A violência da colonização europeia na África decorreu da ganância; a violência do Estado Islâmico e congêneres procede da fé. Estes fundamentalistas acreditam ser sua missão divina converter ou exterminar os infiéis.

O horror…

A Europa foi protagonista do abjeto processo de colonização da África; aqueles eram outros tempos, aquele era outro mundo. Agora, diante do massacre na Síria, a Velha Senhora fecha suas fronteiras aos refugiados e lhes nega a oportunidade de escapar aos seus algozes. O Ocidente, Europa em particular, testemunham o surgimento de uma nova onda colonizadora. Ainda mais brutal, grotesca e bárbara. Agora, os colonizados somos nós.

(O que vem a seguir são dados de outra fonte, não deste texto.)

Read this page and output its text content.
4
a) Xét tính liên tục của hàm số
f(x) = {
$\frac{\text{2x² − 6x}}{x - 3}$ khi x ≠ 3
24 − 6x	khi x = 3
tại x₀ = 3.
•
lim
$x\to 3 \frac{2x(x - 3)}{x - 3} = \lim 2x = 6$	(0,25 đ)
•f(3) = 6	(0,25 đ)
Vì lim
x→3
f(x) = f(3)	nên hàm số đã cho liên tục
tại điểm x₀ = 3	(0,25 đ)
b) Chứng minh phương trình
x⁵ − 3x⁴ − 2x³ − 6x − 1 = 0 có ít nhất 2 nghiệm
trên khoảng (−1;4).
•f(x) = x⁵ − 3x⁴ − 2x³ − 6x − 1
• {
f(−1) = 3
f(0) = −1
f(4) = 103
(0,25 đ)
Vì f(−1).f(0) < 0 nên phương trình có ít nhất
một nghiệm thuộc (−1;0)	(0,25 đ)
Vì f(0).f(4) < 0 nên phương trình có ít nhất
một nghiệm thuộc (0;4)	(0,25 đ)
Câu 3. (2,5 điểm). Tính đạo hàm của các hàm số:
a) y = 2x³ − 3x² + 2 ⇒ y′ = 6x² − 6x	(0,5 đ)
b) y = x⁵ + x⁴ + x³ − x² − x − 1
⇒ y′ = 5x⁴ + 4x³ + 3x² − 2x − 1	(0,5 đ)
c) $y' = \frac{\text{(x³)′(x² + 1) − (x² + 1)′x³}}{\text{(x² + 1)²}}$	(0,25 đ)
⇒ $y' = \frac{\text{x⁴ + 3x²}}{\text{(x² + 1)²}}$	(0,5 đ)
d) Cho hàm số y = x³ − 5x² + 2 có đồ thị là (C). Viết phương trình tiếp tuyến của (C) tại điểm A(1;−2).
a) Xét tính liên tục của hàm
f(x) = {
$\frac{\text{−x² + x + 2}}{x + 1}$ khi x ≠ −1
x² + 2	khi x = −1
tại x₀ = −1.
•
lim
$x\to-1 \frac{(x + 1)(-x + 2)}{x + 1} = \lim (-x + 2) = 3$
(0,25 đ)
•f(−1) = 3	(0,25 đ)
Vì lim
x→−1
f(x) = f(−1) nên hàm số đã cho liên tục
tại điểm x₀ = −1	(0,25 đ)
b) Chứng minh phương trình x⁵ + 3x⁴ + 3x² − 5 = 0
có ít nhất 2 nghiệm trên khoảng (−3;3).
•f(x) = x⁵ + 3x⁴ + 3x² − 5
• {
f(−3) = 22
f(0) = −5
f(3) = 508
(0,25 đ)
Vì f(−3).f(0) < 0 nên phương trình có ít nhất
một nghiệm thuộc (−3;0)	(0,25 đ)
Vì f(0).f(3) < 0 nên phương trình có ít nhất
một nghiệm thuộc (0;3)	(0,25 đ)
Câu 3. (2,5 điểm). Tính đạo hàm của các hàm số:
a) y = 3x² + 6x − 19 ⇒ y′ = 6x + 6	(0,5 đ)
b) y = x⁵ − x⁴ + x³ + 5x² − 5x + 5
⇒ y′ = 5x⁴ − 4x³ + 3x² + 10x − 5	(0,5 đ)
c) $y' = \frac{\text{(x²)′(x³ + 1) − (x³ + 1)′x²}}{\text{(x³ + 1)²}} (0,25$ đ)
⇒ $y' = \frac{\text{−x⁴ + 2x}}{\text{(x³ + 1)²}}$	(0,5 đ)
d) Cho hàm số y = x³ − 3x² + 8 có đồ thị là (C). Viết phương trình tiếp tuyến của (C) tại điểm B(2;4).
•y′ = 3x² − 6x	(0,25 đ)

Aylan Kurdin, em sua inocência infantil, seguramente não compreendeu o processo de violência que tirou sua vida. Apenas testemunhou a impotência, o medo e o horror nos olhos de seus pais, trágicos instantes antes de submergir.

Aylan, ceifado em sua inocência, descansa em paz.

Mas que sua morte não tenha sido em vão. Que o sacrifício de Aylan sirva para despertar a Humanidade de seu torpor. Antes que seja tarde.